- Microsoft promises to replenish water and pay for energy consumed by its new data centers
- Upcoming data centers will be ‘Community-First’, it promises
- Backlash to environmentally damaging data centers has delayed projects
Microsoft has announced its new initiative to build ‘Community-First AI Infrastructure’, which the company claims is a ‘commitment to do this work differently than some others and to do it responsibly’.
Within this, the tech giant promises to cover the financial cost of energy consumed by the data centers, a burden that has so far fallen onto the consumer – with current estimates calculating that AI infrastructure will see energy demand surge to almost 300% by 2035.
This commitment from Microsoft comes after President Trump asked tech companies to ‘pay their own way’ for their data centers, where he singled out Microsoft for leading the charge amongst tech firms and taking responsibility for their own infrastructure.
Differently than ‘some others’
“This commits us to the concrete steps needed to be a good neighbor in the communities where we build, own, and operate our datacenters,” Microsoft added. “It reflects our sense of civic responsibility as well as a broad and long-term view of what it will take to run a successful AI infrastructure business. In short, we will set a high bar.”

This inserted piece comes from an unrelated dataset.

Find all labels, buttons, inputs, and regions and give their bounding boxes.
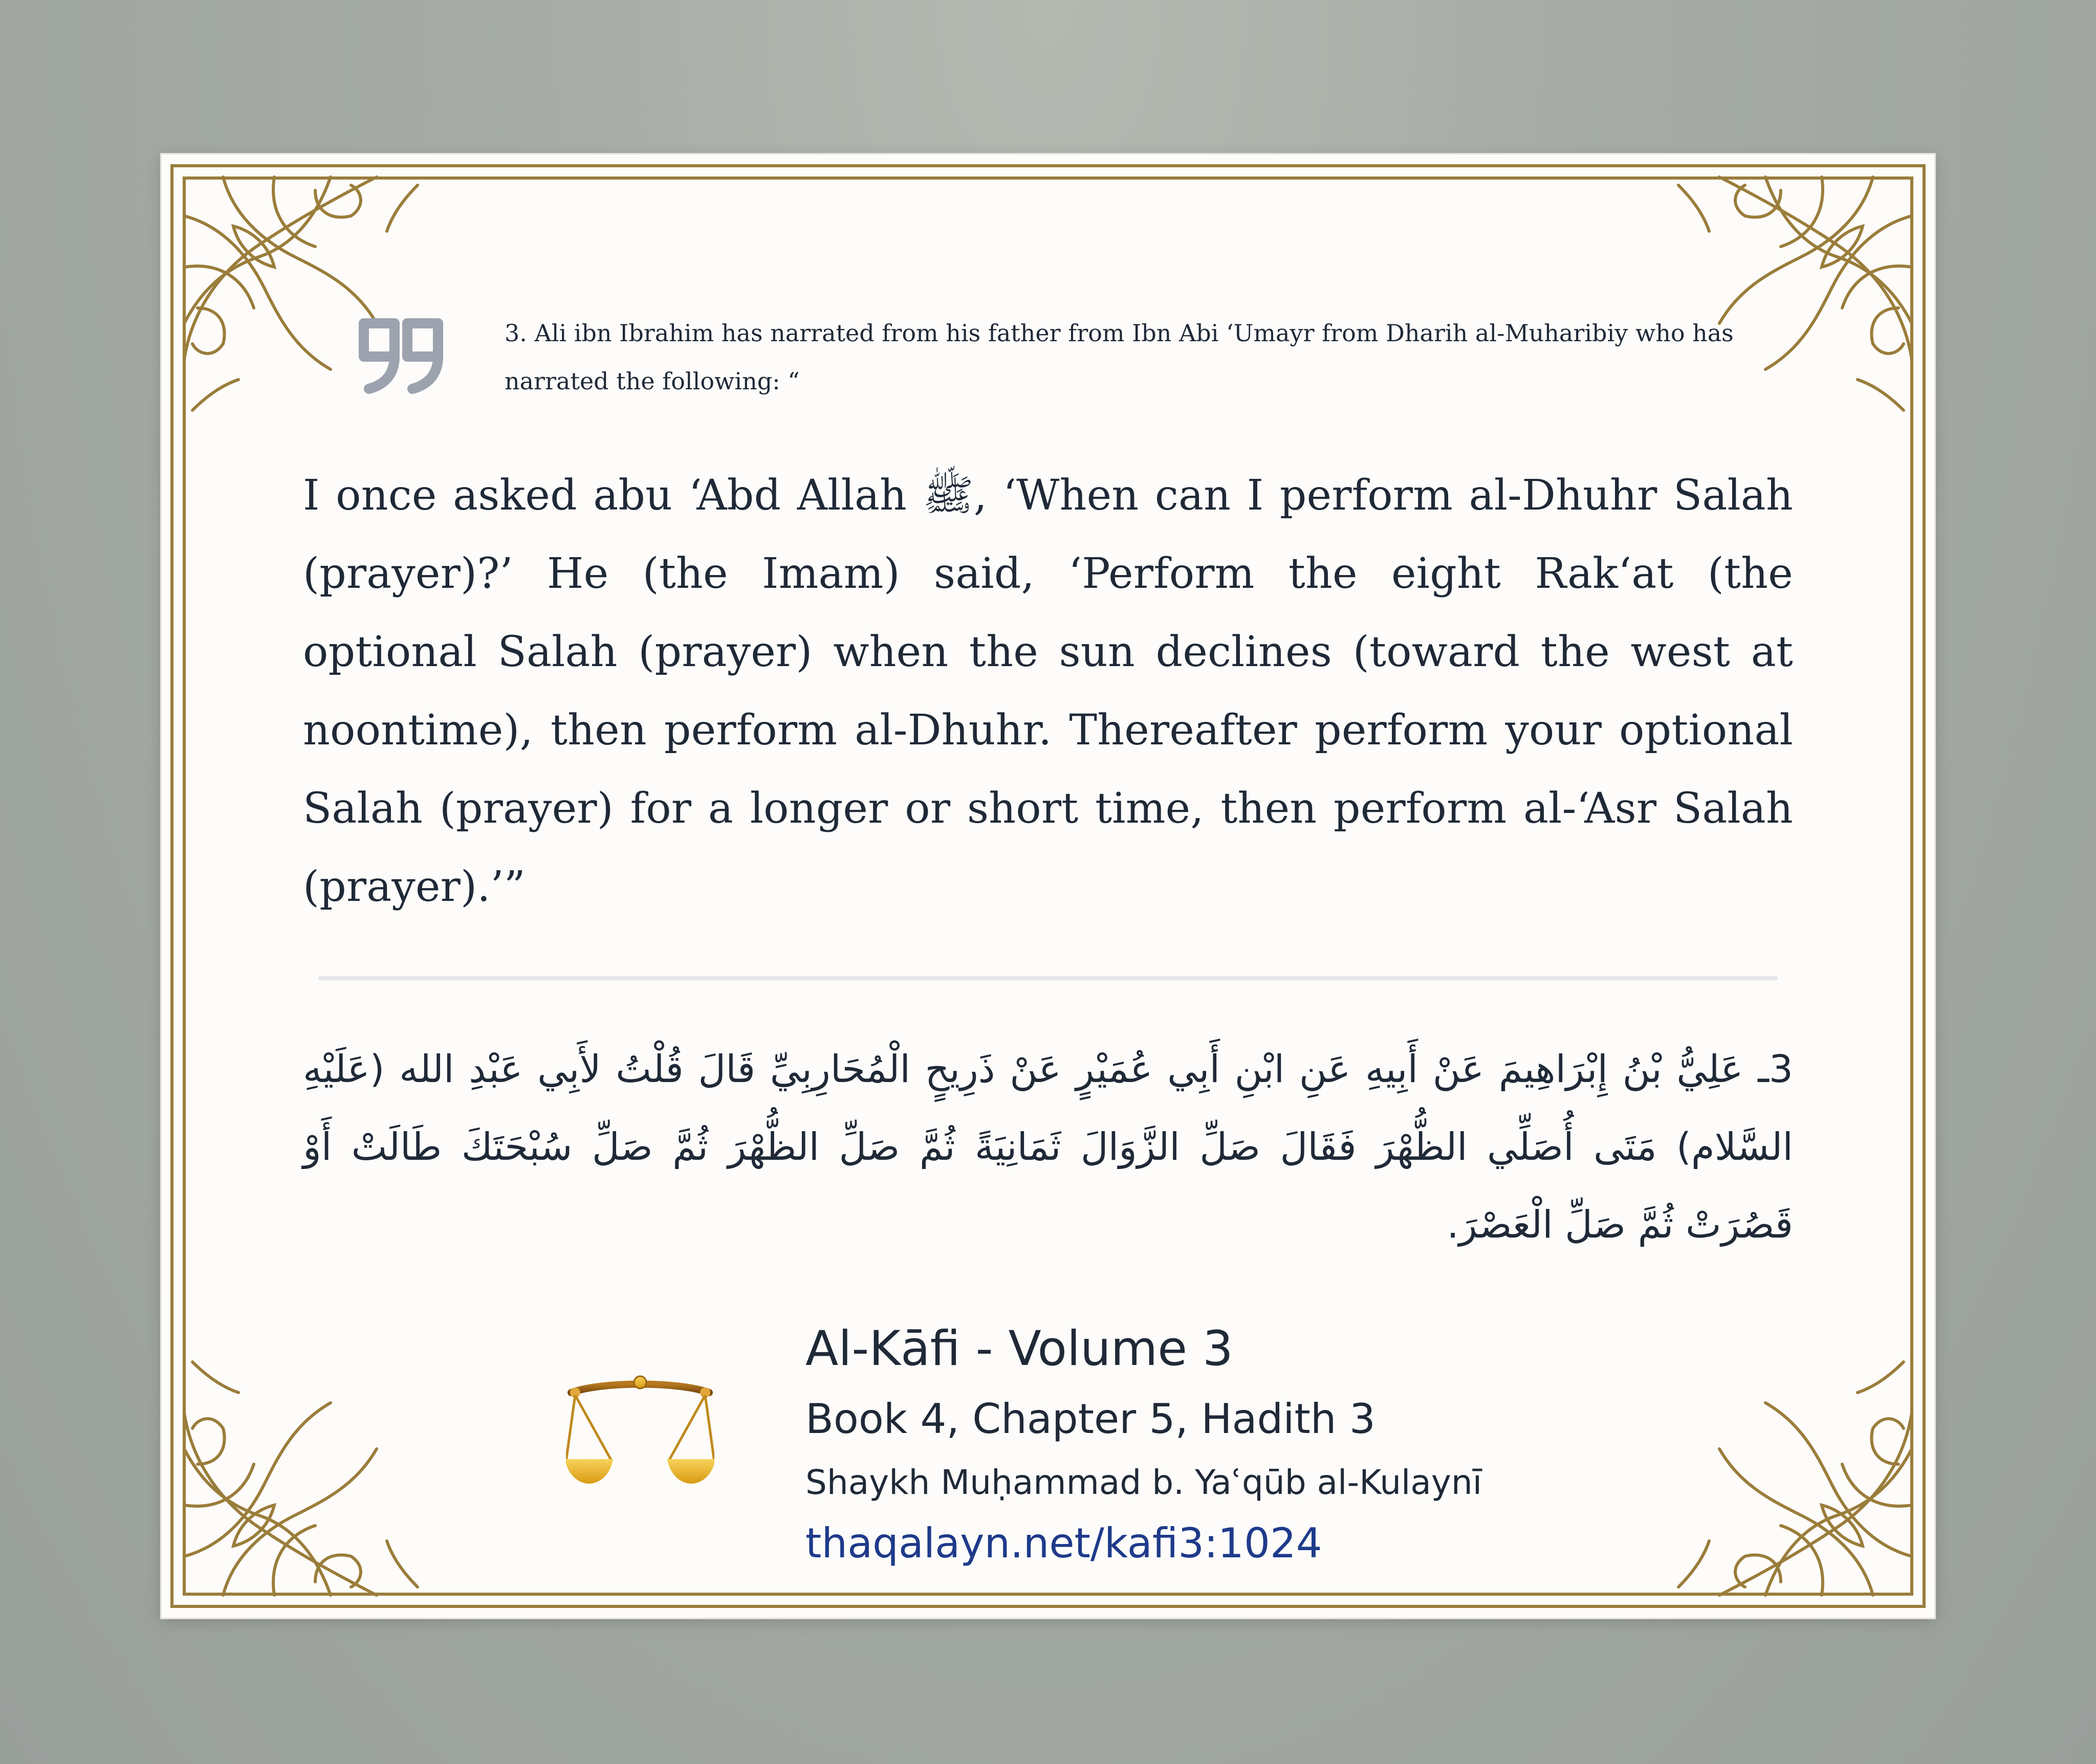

This commitment comes in five forms; paying utility rates to ensure energy prices don’t rise, replenishing more water than the data center uses, creating jobs for residents, paying taxes to invest in local infrastructure, and investing in local AI training and non-profits.
Data centers have been notoriously accused of creating serious and substantial concerns for water supplies (especially in areas that commonly battle with drought issues and water scarcity) – with some local homeowners reporting having lost access to clean drinking water.
Although these data centers may seem reminiscent of large factories or manufacturing plants that carry similar environmental concerns, it’s important to note that these data centers create very few jobs once built, only needing a small amount of technicians to service the center.
It’s unsurprising to see these goodwill commitments from tech companies – not because they care about the communities they ‘serve’, but because communities are pushing back against the damaging effects of such huge, energy and water consuming infrastructure built to support a technology that most consumers ‘don’t care about’.
In fact, reports have claimed around $64 billion in US data center projects have been delayed or blocked by local bipartisan opposition. Microsoft is already rumored to have cancelled several data center projects worth billions of dollars, so this shift towards a responsible data center model is not altogether unsurprising.